Re: “Don’t let math prevent graduation” (letter, 6-21).
The writer’s response (to a student not being allowed to graduate with her class due to failing the state math test, TNT, 6-17) reflects an alarming attitude that fails to recognize crucial elements of a good educational system.
First, his allusion to Ana Coronado’s future success not being contingent upon her knowledge of math misses the mark. An unwillingness to apply oneself to the tasks required to meet the standards set is an impediment to future success. Dismissing certain established standards because you don’t see the relevance is intolerable in any work environment.
Secondly, the writer asserts that the math requirements are antiquated in a “digital age” where our phones can do our math for us. Using that logic, we can eliminate English comp also as our laptops check and correct our spelling and grammar.

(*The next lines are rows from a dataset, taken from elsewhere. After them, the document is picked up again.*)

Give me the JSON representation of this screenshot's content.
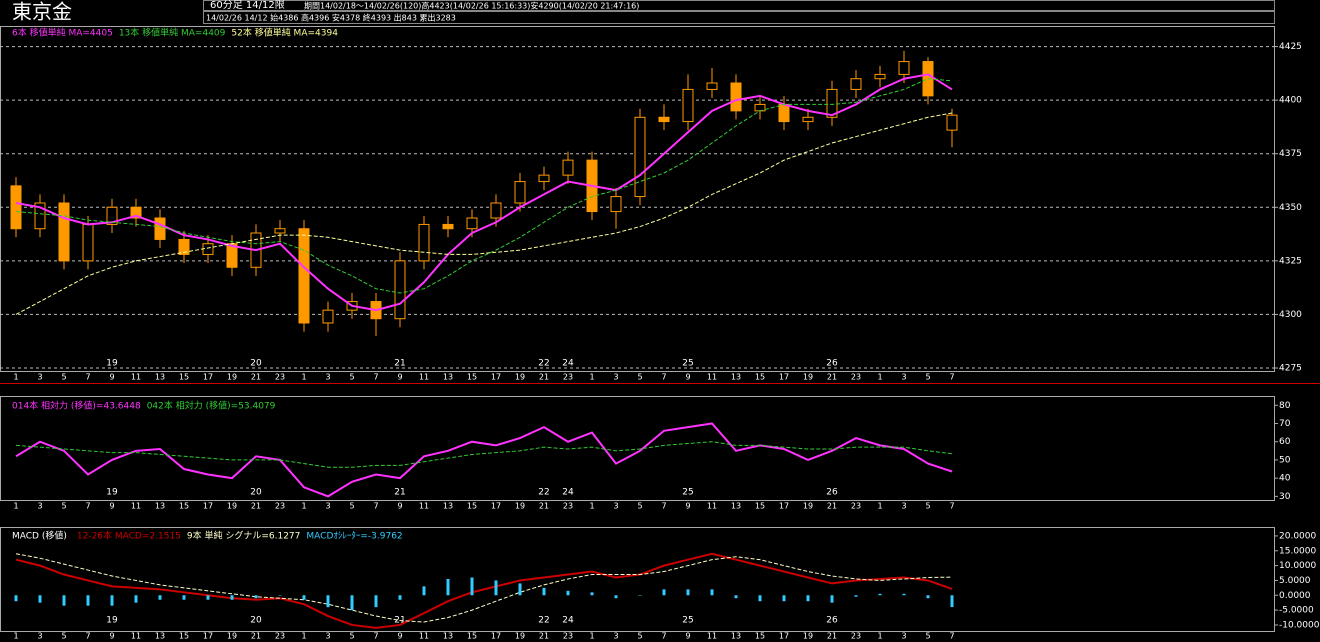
{
  "header": {
    "title": "東京金",
    "timeframe": "60分足 14/12限",
    "period": "期間14/02/18～14/02/26(120)高4423(14/02/26 15:16:33)安4290(14/02/20 21:47:16)",
    "last_bar": "14/02/26 14/12 始4386 高4396 安4378 終4393 出843 累出3283"
  },
  "chart_data": [
    {
      "type": "candlestick",
      "color": "#ff9900",
      "categories": [
        null,
        null,
        null,
        null,
        "19",
        null,
        null,
        null,
        null,
        null,
        "20",
        null,
        null,
        null,
        null,
        null,
        "21",
        null,
        null,
        null,
        null,
        null,
        "22",
        "24",
        null,
        null,
        null,
        null,
        "25",
        null,
        null,
        null,
        null,
        null,
        "26",
        null,
        null,
        null,
        null,
        null
      ],
      "hour_labels": [
        "1",
        "3",
        "5",
        "7",
        "9",
        "11",
        "13",
        "15",
        "17",
        "19",
        "21",
        "23",
        "1",
        "3",
        "5",
        "7",
        "9",
        "11",
        "13",
        "15",
        "17",
        "19",
        "21",
        "23",
        "1",
        "3",
        "5",
        "7",
        "9",
        "11",
        "13",
        "15",
        "17",
        "19",
        "21",
        "23",
        "1",
        "3",
        "5",
        "7"
      ],
      "open": [
        4360,
        4340,
        4352,
        4325,
        4342,
        4350,
        4345,
        4335,
        4328,
        4333,
        4322,
        4338,
        4340,
        4296,
        4302,
        4306,
        4298,
        4325,
        4342,
        4340,
        4345,
        4352,
        4362,
        4365,
        4372,
        4348,
        4355,
        4392,
        4390,
        4405,
        4408,
        4395,
        4398,
        4390,
        4392,
        4405,
        4410,
        4412,
        4418,
        4386
      ],
      "high": [
        4364,
        4356,
        4356,
        4346,
        4354,
        4354,
        4349,
        4339,
        4337,
        4337,
        4342,
        4344,
        4344,
        4306,
        4310,
        4310,
        4329,
        4346,
        4346,
        4349,
        4356,
        4366,
        4369,
        4376,
        4376,
        4359,
        4396,
        4398,
        4412,
        4415,
        4412,
        4402,
        4402,
        4396,
        4409,
        4414,
        4416,
        4423,
        4420,
        4396
      ],
      "low": [
        4336,
        4336,
        4321,
        4321,
        4338,
        4341,
        4331,
        4324,
        4324,
        4318,
        4318,
        4334,
        4292,
        4292,
        4298,
        4290,
        4294,
        4321,
        4336,
        4336,
        4341,
        4348,
        4358,
        4361,
        4344,
        4340,
        4351,
        4386,
        4386,
        4401,
        4391,
        4391,
        4386,
        4386,
        4388,
        4401,
        4406,
        4408,
        4398,
        4378
      ],
      "close": [
        4340,
        4352,
        4325,
        4342,
        4350,
        4345,
        4335,
        4328,
        4333,
        4322,
        4338,
        4340,
        4296,
        4302,
        4306,
        4298,
        4325,
        4342,
        4340,
        4345,
        4352,
        4362,
        4365,
        4372,
        4348,
        4355,
        4392,
        4390,
        4405,
        4408,
        4395,
        4398,
        4390,
        4392,
        4405,
        4410,
        4412,
        4418,
        4402,
        4393
      ],
      "series": [
        {
          "name": "6本 移値単純 MA=4405",
          "color": "#ff33ff",
          "values": [
            4352,
            4350,
            4345,
            4342,
            4343,
            4346,
            4342,
            4337,
            4335,
            4332,
            4330,
            4333,
            4322,
            4312,
            4304,
            4302,
            4305,
            4315,
            4328,
            4338,
            4343,
            4350,
            4356,
            4362,
            4360,
            4358,
            4365,
            4375,
            4385,
            4395,
            4400,
            4402,
            4398,
            4395,
            4393,
            4398,
            4405,
            4410,
            4412,
            4405
          ]
        },
        {
          "name": "13本 移値単純 MA=4409",
          "color": "#33cc33",
          "values": [
            4348,
            4347,
            4346,
            4344,
            4343,
            4342,
            4341,
            4338,
            4336,
            4334,
            4333,
            4334,
            4330,
            4323,
            4318,
            4312,
            4310,
            4312,
            4318,
            4325,
            4330,
            4336,
            4343,
            4350,
            4355,
            4358,
            4362,
            4366,
            4372,
            4380,
            4388,
            4395,
            4398,
            4398,
            4398,
            4399,
            4402,
            4405,
            4410,
            4409
          ]
        },
        {
          "name": "52本 移値単純 MA=4394",
          "color": "#ffff99",
          "values": [
            4300,
            4306,
            4312,
            4318,
            4322,
            4325,
            4327,
            4329,
            4331,
            4333,
            4335,
            4337,
            4337,
            4336,
            4334,
            4332,
            4330,
            4329,
            4328,
            4328,
            4329,
            4330,
            4332,
            4334,
            4336,
            4338,
            4341,
            4345,
            4350,
            4356,
            4361,
            4366,
            4372,
            4376,
            4380,
            4383,
            4386,
            4389,
            4392,
            4394
          ]
        }
      ],
      "ylim": [
        4275,
        4429
      ],
      "yticks": [
        4275,
        4300,
        4325,
        4350,
        4375,
        4400,
        4425
      ],
      "grid": true
    },
    {
      "type": "line",
      "categories": [
        null,
        null,
        null,
        null,
        "19",
        null,
        null,
        null,
        null,
        null,
        "20",
        null,
        null,
        null,
        null,
        null,
        "21",
        null,
        null,
        null,
        null,
        null,
        "22",
        "24",
        null,
        null,
        null,
        null,
        "25",
        null,
        null,
        null,
        null,
        null,
        "26",
        null,
        null,
        null,
        null,
        null
      ],
      "hour_labels": [
        "1",
        "3",
        "5",
        "7",
        "9",
        "11",
        "13",
        "15",
        "17",
        "19",
        "21",
        "23",
        "1",
        "3",
        "5",
        "7",
        "9",
        "11",
        "13",
        "15",
        "17",
        "19",
        "21",
        "23",
        "1",
        "3",
        "5",
        "7",
        "9",
        "11",
        "13",
        "15",
        "17",
        "19",
        "21",
        "23",
        "1",
        "3",
        "5",
        "7"
      ],
      "series": [
        {
          "name": "014本 相対力 (移値)=43.6448",
          "color": "#ff33ff",
          "values": [
            52,
            60,
            55,
            42,
            50,
            55,
            56,
            45,
            42,
            40,
            52,
            50,
            35,
            30,
            38,
            42,
            40,
            52,
            55,
            60,
            58,
            62,
            68,
            60,
            65,
            48,
            55,
            66,
            68,
            70,
            55,
            58,
            56,
            50,
            55,
            62,
            58,
            56,
            48,
            43.6448
          ]
        },
        {
          "name": "042本 相対力 (移値)=53.4079",
          "color": "#33cc33",
          "values": [
            58,
            57,
            56,
            55,
            54,
            54,
            53,
            52,
            51,
            50,
            50,
            50,
            48,
            46,
            46,
            47,
            47,
            49,
            51,
            53,
            54,
            55,
            57,
            56,
            57,
            55,
            56,
            58,
            59,
            60,
            58,
            58,
            57,
            56,
            56,
            57,
            57,
            57,
            55,
            53.4079
          ]
        }
      ],
      "ylim": [
        28,
        84
      ],
      "yticks": [
        30,
        40,
        50,
        60,
        70,
        80
      ],
      "grid": false
    },
    {
      "type": "line",
      "title": "MACD (移値)",
      "categories": [
        null,
        null,
        null,
        null,
        "19",
        null,
        null,
        null,
        null,
        null,
        "20",
        null,
        null,
        null,
        null,
        null,
        "21",
        null,
        null,
        null,
        null,
        null,
        "22",
        "24",
        null,
        null,
        null,
        null,
        "25",
        null,
        null,
        null,
        null,
        null,
        "26",
        null,
        null,
        null,
        null,
        null
      ],
      "hour_labels": [
        "1",
        "3",
        "5",
        "7",
        "9",
        "11",
        "13",
        "15",
        "17",
        "19",
        "21",
        "23",
        "1",
        "3",
        "5",
        "7",
        "9",
        "11",
        "13",
        "15",
        "17",
        "19",
        "21",
        "23",
        "1",
        "3",
        "5",
        "7",
        "9",
        "11",
        "13",
        "15",
        "17",
        "19",
        "21",
        "23",
        "1",
        "3",
        "5",
        "7"
      ],
      "series": [
        {
          "name": "12-26本 MACD=2.1515",
          "color": "#cc0000",
          "values": [
            12,
            10,
            7,
            5,
            3,
            2.5,
            2,
            1,
            0,
            -1,
            -1.5,
            -1,
            -3,
            -7,
            -10,
            -11,
            -10,
            -6,
            -2,
            1,
            3,
            5,
            6,
            7,
            8,
            6,
            7,
            10,
            12,
            14,
            12,
            10,
            8,
            6,
            4,
            5,
            5.5,
            6,
            5,
            2.1515
          ]
        },
        {
          "name": "9本 単純 シグナル=6.1277",
          "color": "#ffffcc",
          "values": [
            14,
            12.5,
            10.5,
            8.5,
            6.5,
            5,
            3.5,
            2.5,
            1.5,
            0.5,
            -0.5,
            -1,
            -1.5,
            -3,
            -5,
            -7,
            -8.5,
            -9,
            -7.5,
            -5,
            -2,
            1,
            3.5,
            5.5,
            7,
            7,
            7,
            8,
            10,
            12,
            13,
            12,
            10,
            8,
            6.5,
            5.5,
            5,
            5.5,
            6,
            6.1277
          ]
        },
        {
          "name": "MACDｵｼﾚｰﾀｰ=-3.9762",
          "color": "#33ccff",
          "mark": "bar",
          "values": [
            -2,
            -2.5,
            -3.5,
            -3.5,
            -3.5,
            -2.5,
            -1.5,
            -1.5,
            -1.5,
            -1.5,
            -1,
            0,
            -1.5,
            -4,
            -5,
            -4,
            -1.5,
            3,
            5.5,
            6,
            5,
            4,
            2.5,
            1.5,
            1,
            -1,
            0,
            2,
            2,
            2,
            -1,
            -2,
            -2,
            -2,
            -2.5,
            -0.5,
            0.5,
            0.5,
            -1,
            -3.9762
          ]
        }
      ],
      "ylim": [
        -11.7,
        22
      ],
      "yticks": [
        {
          "value": -10,
          "label": "-10.0000"
        },
        {
          "value": -5,
          "label": "-5.0000"
        },
        {
          "value": 0,
          "label": "0.0000"
        },
        {
          "value": 5,
          "label": "5.0000"
        },
        {
          "value": 10,
          "label": "10.0000"
        },
        {
          "value": 15,
          "label": "15.0000"
        },
        {
          "value": 20,
          "label": "20.0000"
        }
      ],
      "grid": false
    }
  ]
}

And lastly, his assertion that math is responsible for the high dropout rate rings hollow. While working to reduce the high school dropout rate is a worthy endeavor, lowering the bar is not the answer.

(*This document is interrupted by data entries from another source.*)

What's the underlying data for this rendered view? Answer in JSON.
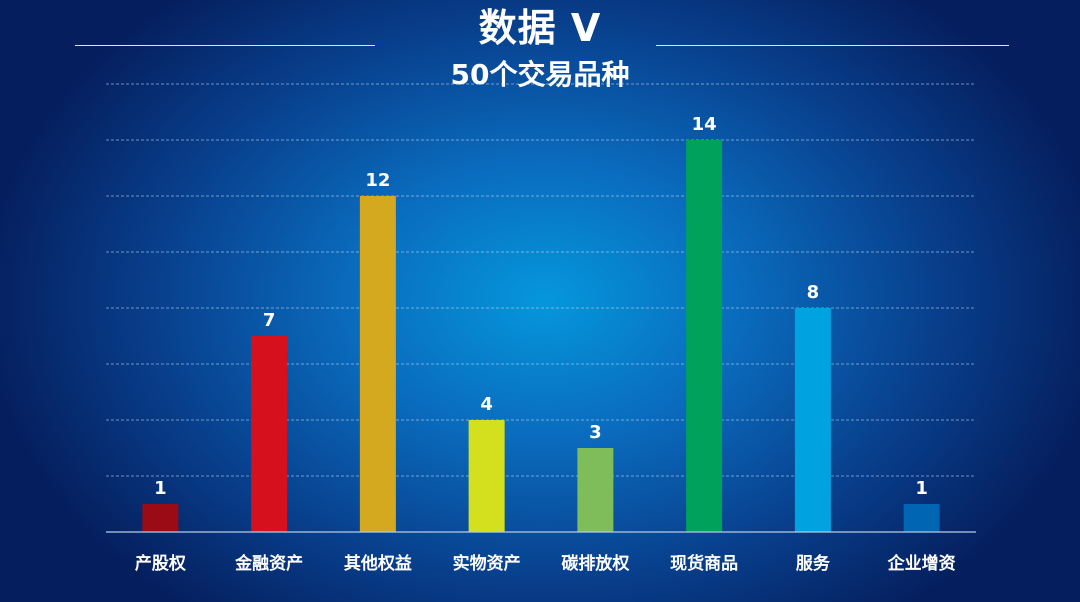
{
  "header": {
    "title": "数据 Ⅴ",
    "subtitle": "50个交易品种"
  },
  "chart_data": {
    "type": "bar",
    "categories": [
      "产股权",
      "金融资产",
      "其他权益",
      "实物资产",
      "碳排放权",
      "现货商品",
      "服务",
      "企业增资"
    ],
    "values": [
      1,
      7,
      12,
      4,
      3,
      14,
      8,
      1
    ],
    "colors": [
      "#9b0b16",
      "#d6101c",
      "#d4a91f",
      "#d4e01e",
      "#7fbc5a",
      "#00a15a",
      "#00a3e0",
      "#0065b3"
    ],
    "ylim": [
      0,
      16
    ],
    "grid": true,
    "legend": "none"
  }
}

In this digital age, where meaningless diplomas are easily accessible, I say kudos to Clover Park School District for upholding the value of a high school diploma.
The graduation ceremony is not an entitlement. For those grads who met all of the requirements, this ceremony is a well-deserved celebration not only of their hard work but of their character development. If we want graduates that, as the writer recognizes, “contribute to society” then we want to instill more than information; we want to provide opportunities for them to mature and develop desirable qualities like commitment and a willingness to learn.